Pollan devotes, as noted, considerable time to describing the contents of the food he has just purchased for his young son at McDonald's. Before he does this, however, dispenses with any suggestion that this and other fast food chains are serious about offering nutritional options to their customers, especially when children are involved. Noting that his wife has ordered a salad, Pollan writes:
"The marketers have a term for what a salad or veggie burger does for a fast-food chain: "denying the denier." These healthier menu items hand the child who wants to eat fast food a sharp tool with which to chip away at his parents' objections. 'But Mom, you can get the salad . . .'"

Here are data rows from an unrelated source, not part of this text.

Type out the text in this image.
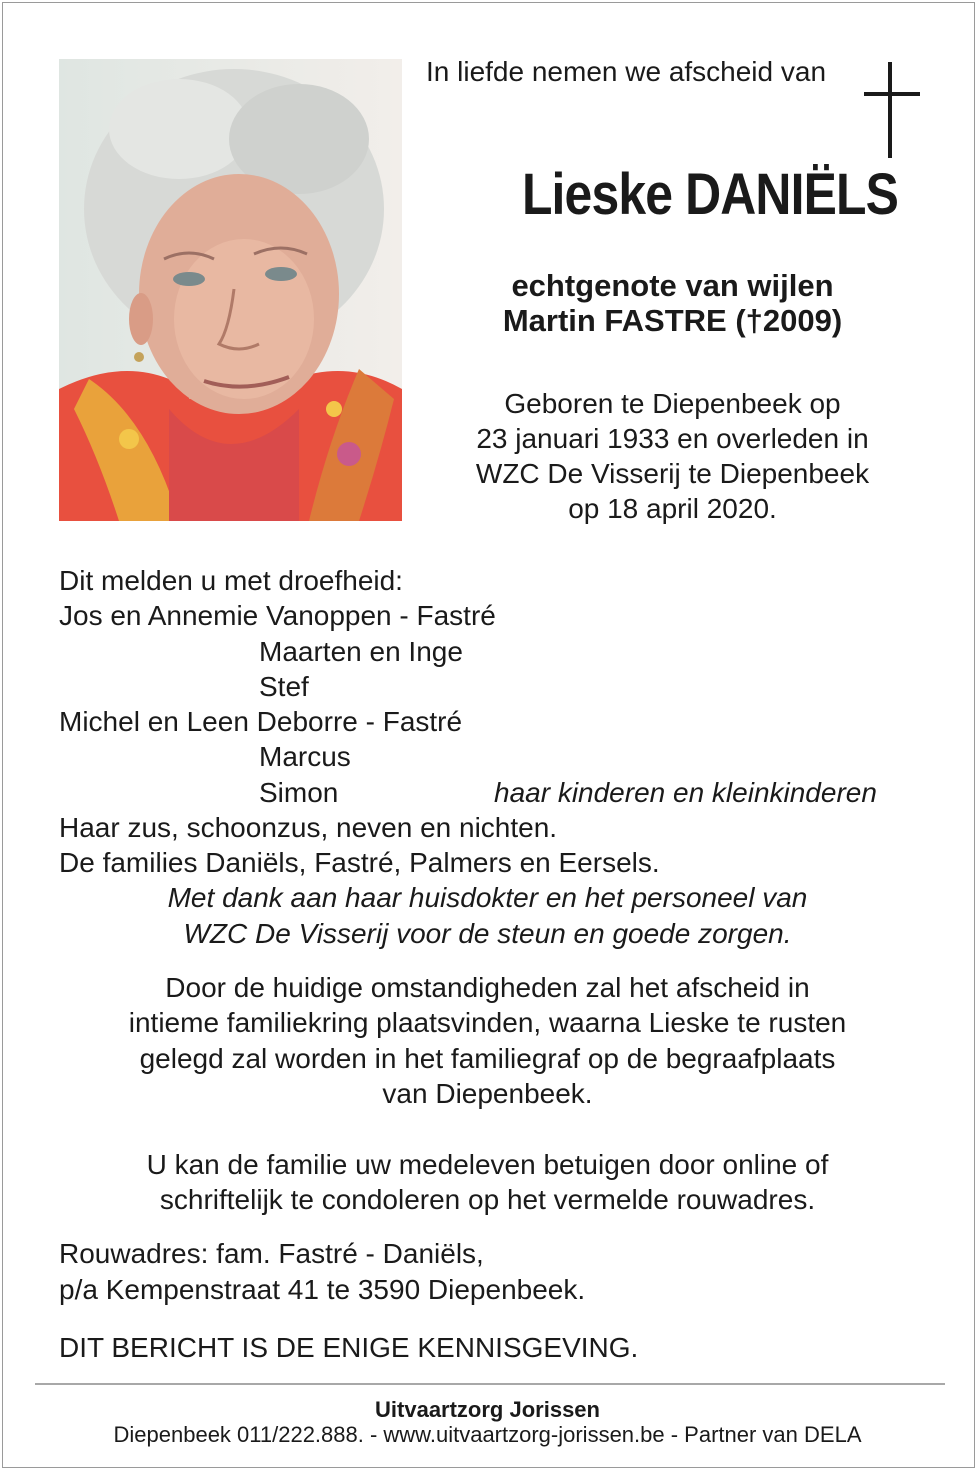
In liefde nemen we afscheid van
Lieske DANIËLS
echtgenote van wijlen
Martin FASTRE (†2009)
Geboren te Diepenbeek op
23 januari 1933 en overleden in
WZC De Visserij te Diepenbeek
op 18 april 2020.
Dit melden u met droefheid:
Jos en Annemie Vanoppen - Fastré
Maarten en Inge
Stef
Michel en Leen Deborre - Fastré
Marcus
Simon	haar kinderen en kleinkinderen
Haar zus, schoonzus, neven en nichten.
De families Daniëls, Fastré, Palmers en Eersels.
Met dank aan haar huisdokter en het personeel van
WZC De Visserij voor de steun en goede zorgen.
Door de huidige omstandigheden zal het afscheid in
intieme familiekring plaatsvinden, waarna Lieske te rusten
gelegd zal worden in het familiegraf op de begraafplaats
van Diepenbeek.
U kan de familie uw medeleven betuigen door online of
schriftelijk te condoleren op het vermelde rouwadres.
Rouwadres: fam. Fastré - Daniëls,
p/a Kempenstraat 41 te 3590 Diepenbeek.
DIT BERICHT IS DE ENIGE KENNISGEVING.
Uitvaartzorg Jorissen
Diepenbeek 011/222.888. - www.uitvaartzorg-jorissen.be - Partner van DELA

From here, Pollan launches into his indepth description of the contents and processes involved in the manufacture of fast food, emphasizing the way in which fast food chains entice customers to defy their own best interests and order food they know to be unhealthy:
"Well-designed fast food has a fragrance and flavor all its own, a fragrance and flavor only nominally connected to hamburgers or French fries or for that matter to any particular food. . .Whatever it is (surely the food scientists know) , for countless millions of people living now, this generic fast-food flavor is one of the unerasable smells and tastes of childhood — which makes it a kind of comfort food. Like other comfort foods, it supplies (besides nostalgia) a jolt of carbohydrates and fat, which, some scientists now believe, relieve stress and bathe the brain in chemicals that make it feel good."

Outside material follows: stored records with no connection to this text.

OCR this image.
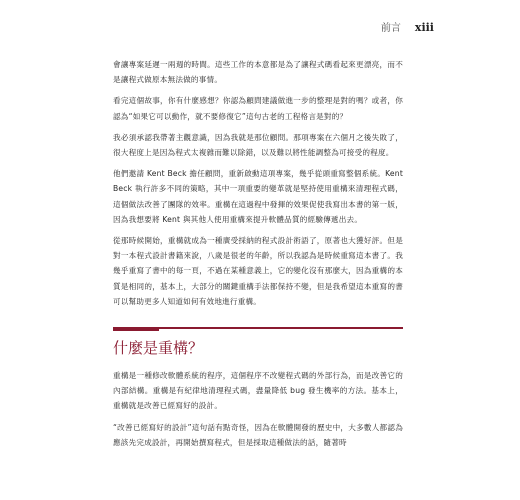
前言 xiii

會讓專案延遲一兩週的時間。這些工作的本意都是為了讓程式碼看起來更漂亮，而不是讓程式做原本無法做的事情。

看完這個故事，你有什麼感想？你認為顧問建議做進一步的整理是對的嗎？或者，你認為“如果它可以動作，就不要修復它”這句古老的工程格言是對的？

我必須承認我帶著主觀意識，因為我就是那位顧問。那項專案在六個月之後失敗了，很大程度上是因為程式太複雜而難以除錯，以及難以將性能調整為可接受的程度。

他們邀請 Kent Beck 擔任顧問，重新啟動這項專案，幾乎從頭重寫整個系統。Kent Beck 執行許多不同的策略，其中一項重要的變革就是堅持使用重構來清理程式碼，這個做法改善了團隊的效率。重構在這過程中發揮的效果促使我寫出本書的第一版，因為我想要將 Kent 與其他人使用重構來提升軟體品質的經驗傳遞出去。

從那時候開始，重構就成為一種廣受採納的程式設計術語了，原著也大獲好評。但是對一本程式設計書籍來說，八歲是很老的年齡，所以我認為是時候重寫這本書了。我幾乎重寫了書中的每一頁，不過在某種意義上，它的變化沒有那麼大，因為重構的本質是相同的，基本上，大部分的關鍵重構手法都保持不變，但是我希望這本重寫的書可以幫助更多人知道如何有效地進行重構。

什麼是重構？

重構是一種修改軟體系統的程序，這個程序不改變程式碼的外部行為，而是改善它的內部結構。重構是有紀律地清理程式碼，盡量降低 bug 發生機率的方法。基本上，重構就是改善已經寫好的設計。

“改善已經寫好的設計”這句話有點奇怪，因為在軟體開發的歷史中，大多數人都認為應該先完成設計，再開始撰寫程式，但是採取這種做法的話，隨著時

In other words, the fast food industry deliberately, physiologically, manipulates the public for the sole purpose of enticing it to indulge in food that holds a high potential to adversely affect its health. This food, Pollan suggests, is designed to subconsciously instill in the customer a strongly-felt need to consume unhealthy substances that will very likely lead to health problems. The section of the chapter that is intended to have the most sobering effect on the reader is the discussion, in minute detail, of the precise ingredients that, in this particular case, go into the manufacture of McNuggets. Once past his discussion of those ingredients derived from corn--a huge, government (read: taxpayer) subsidized industry--Pollan proceeds into the most important part of his examination of fast food. The following, then, is the operative passage from Pollan's book that should give readers a pause before consuming such foods in the future:
"According to the handout, McNuggets also contain several com-
pletely synthetic ingredients, quasi-edible substances that ultimately come not from a corn or soybean field but from a petroleum refinery or chemical plant. These chemicals are what make modern processed foods possible, by keeping the organic materials in them from going bad or looking strange after months in the freezer or on the road. Listed first are the "leavening agents": sodium aluminum phosphate, mono- calcium phosphate, sodium acid pyrophosphate, and calcium lactate. These are antioxidants added to keep the various animal and vegetable
fats involved in a nugget from turning rancid. Then there are "anti-foaming agents" like dimethylpolysiloxene, added to the cooking oil to keep the starches from binding to air molecules, so as to produce foam during the fry. The problem is evidently grave enough to warrant adding a toxic chemical to the food: According to the Handbook of Food Additives, dimethylpolysiloxene is a suspected carcinogen and an established mutagen, tumorigen, and reproductive effector; it's also flammable. But perhaps the most alarming ingredient in a Chicken McNugget is tertiary butylhydroquinone, or TBHQ, an antioxidant derived from
petroleum that is either sprayed directly on the nugget or the inside of the box it comes in to "help preserve freshness." According to A Consumer's Dictionary of Food Additives, TBHQ is a form of butane (i.e., lighter fluid) the FDA allows processors to use sparingly in our food: It can comprise no more than 0.02 percent of the oil in a nugget. Which is probably just as well, considering that ingesting a single gram of TBHQ can cause "nausea, vomiting, ringing in the ears, delirium, a sense of suffocation, and collapse." Ingesting five grams ofTBHQ can kill."
Pollan painstakingly describes the contents of processed food and the processes by which these are manufactured. His intention is to alarm the public. The continued popularity of fast food chains, however, indicates that his message has not been widely- or well-received.